In this work we propose an extension of physics informed supervised learning strategies to parametric partial differential equations. Indeed, even if the latter are indisputably useful in many applications, they can be computationally expensive most of all in a real-time and many-query setting. Thus, our main goal is to provide a physics informed learning paradigm to simulate parametrized phenomena in a small amount of time. The physics information will be exploited in many ways, in the loss function (standard physics informed neural networks), as an augmented input (extra feature employment) and as a guideline to build an effective structure for the neural network (physics informed architecture).

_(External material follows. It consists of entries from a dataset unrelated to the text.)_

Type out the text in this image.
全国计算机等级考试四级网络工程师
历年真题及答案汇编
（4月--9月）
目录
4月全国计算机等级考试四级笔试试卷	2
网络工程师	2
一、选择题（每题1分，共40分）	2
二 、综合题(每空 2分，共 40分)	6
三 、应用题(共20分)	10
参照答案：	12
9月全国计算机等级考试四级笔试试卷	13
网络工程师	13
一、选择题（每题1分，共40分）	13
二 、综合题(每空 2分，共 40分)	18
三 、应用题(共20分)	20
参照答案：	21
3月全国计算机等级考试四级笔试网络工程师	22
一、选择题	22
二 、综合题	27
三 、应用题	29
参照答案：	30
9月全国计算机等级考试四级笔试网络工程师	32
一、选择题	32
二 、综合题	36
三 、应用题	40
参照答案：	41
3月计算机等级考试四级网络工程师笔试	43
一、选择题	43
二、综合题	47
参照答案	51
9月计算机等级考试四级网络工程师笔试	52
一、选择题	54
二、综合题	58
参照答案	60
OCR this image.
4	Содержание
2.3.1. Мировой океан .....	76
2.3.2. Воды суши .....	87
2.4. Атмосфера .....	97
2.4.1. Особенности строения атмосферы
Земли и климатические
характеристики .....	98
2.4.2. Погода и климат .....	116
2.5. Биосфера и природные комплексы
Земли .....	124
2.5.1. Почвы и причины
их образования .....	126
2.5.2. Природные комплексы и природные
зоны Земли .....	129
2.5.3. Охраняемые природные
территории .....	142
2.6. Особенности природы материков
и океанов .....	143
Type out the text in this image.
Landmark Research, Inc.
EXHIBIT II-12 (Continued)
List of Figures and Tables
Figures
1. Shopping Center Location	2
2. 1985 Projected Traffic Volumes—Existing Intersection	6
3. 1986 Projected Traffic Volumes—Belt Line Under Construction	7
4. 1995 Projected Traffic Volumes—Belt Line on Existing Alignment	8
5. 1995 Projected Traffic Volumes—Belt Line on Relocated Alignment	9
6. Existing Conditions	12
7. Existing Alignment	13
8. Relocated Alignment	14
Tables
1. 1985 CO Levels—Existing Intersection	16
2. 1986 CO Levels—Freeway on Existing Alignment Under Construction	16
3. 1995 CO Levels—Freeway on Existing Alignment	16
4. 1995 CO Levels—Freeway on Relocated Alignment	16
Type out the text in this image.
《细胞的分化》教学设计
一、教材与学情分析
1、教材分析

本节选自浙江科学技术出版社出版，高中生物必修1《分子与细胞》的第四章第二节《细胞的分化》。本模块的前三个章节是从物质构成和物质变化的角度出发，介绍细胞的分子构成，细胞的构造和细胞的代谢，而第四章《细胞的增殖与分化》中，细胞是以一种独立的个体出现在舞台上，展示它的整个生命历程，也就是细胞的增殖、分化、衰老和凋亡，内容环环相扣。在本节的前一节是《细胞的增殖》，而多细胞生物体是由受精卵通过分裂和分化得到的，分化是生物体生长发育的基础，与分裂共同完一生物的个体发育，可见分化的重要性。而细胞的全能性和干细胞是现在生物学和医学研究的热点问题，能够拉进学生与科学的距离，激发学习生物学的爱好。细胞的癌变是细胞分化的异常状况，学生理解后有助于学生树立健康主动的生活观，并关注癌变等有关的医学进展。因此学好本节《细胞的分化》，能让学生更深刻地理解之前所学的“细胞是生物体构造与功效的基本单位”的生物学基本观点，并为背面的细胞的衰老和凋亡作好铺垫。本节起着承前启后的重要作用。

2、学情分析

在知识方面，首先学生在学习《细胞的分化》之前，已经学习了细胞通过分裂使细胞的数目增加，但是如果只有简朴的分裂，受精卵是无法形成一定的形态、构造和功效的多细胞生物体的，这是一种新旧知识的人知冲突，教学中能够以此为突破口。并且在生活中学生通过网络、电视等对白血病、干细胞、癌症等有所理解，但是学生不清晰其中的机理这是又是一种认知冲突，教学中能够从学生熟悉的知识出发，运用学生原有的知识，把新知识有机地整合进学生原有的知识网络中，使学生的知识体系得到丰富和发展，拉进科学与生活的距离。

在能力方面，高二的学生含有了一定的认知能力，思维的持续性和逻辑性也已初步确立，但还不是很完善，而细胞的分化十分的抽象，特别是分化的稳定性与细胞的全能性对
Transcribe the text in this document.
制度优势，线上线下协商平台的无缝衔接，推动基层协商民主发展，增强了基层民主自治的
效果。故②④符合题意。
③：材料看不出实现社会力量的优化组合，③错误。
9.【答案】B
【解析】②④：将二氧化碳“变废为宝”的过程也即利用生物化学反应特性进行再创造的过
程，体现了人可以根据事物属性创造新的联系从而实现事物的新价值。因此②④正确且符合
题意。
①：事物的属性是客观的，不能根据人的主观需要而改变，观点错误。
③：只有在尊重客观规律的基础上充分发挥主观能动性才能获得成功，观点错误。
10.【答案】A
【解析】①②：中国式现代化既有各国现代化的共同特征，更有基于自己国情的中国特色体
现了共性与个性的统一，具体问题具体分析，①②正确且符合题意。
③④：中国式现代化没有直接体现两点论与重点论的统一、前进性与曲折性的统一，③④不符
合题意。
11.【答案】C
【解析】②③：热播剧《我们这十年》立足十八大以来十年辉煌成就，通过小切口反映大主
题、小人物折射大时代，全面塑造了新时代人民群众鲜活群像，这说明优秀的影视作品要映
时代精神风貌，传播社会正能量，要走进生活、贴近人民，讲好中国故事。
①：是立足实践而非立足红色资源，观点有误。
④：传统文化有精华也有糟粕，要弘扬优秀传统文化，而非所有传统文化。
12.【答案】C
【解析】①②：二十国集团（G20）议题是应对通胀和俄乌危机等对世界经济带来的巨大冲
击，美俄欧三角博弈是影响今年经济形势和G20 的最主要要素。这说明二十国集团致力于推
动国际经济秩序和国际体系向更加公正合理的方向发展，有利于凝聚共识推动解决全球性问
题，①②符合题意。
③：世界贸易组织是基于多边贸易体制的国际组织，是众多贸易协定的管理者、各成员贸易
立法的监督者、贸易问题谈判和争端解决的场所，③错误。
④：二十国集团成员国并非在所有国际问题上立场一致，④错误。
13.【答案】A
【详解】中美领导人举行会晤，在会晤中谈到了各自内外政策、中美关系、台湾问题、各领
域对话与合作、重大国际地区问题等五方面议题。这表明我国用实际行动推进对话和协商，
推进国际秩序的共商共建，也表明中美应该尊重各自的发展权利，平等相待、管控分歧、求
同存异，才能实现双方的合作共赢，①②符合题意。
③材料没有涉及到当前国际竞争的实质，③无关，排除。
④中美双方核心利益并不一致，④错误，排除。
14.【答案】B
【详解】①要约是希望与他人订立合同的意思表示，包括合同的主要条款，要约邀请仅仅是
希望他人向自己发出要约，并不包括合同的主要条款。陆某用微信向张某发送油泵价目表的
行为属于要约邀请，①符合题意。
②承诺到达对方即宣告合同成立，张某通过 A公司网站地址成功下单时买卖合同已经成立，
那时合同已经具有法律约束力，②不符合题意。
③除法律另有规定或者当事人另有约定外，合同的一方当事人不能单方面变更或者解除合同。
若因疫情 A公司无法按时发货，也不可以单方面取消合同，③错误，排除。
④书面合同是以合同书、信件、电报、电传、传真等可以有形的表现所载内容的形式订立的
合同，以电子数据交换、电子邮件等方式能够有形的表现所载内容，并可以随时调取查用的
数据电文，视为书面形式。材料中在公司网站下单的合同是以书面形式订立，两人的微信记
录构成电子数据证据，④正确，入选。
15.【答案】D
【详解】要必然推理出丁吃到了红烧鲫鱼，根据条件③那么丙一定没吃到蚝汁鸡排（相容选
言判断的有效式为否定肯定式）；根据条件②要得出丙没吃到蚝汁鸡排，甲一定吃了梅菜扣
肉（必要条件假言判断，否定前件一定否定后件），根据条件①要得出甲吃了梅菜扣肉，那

These three aspects, combined together, will lead to a faster training phase and to a more accurate parametric prediction. The methodology has been tested for several equations and also in an optimal control framework.

翻译：本文提出了一种将物理信息监督学习策略扩展到参数偏微分方程的方法。尽管这些方程在诸多应用中具有不可否认的实用性，但在实时和多查询场景下其计算成本往往高昂。因此，我们的主要目标是提供一种基于物理信息的学习范式，以在短时间内模拟参数化现象。物理信息将通过多种方式被利用：在损失函数中（标准物理信息神经网络）、作为增强输入（额外特征引入）以及作为构建神经网络有效结构的指导（物理信息架构）。这三个方面相结合，将加速训练阶段并提高参数预测的准确性。该方法已在多个方程以及最优控制框架下进行了测试。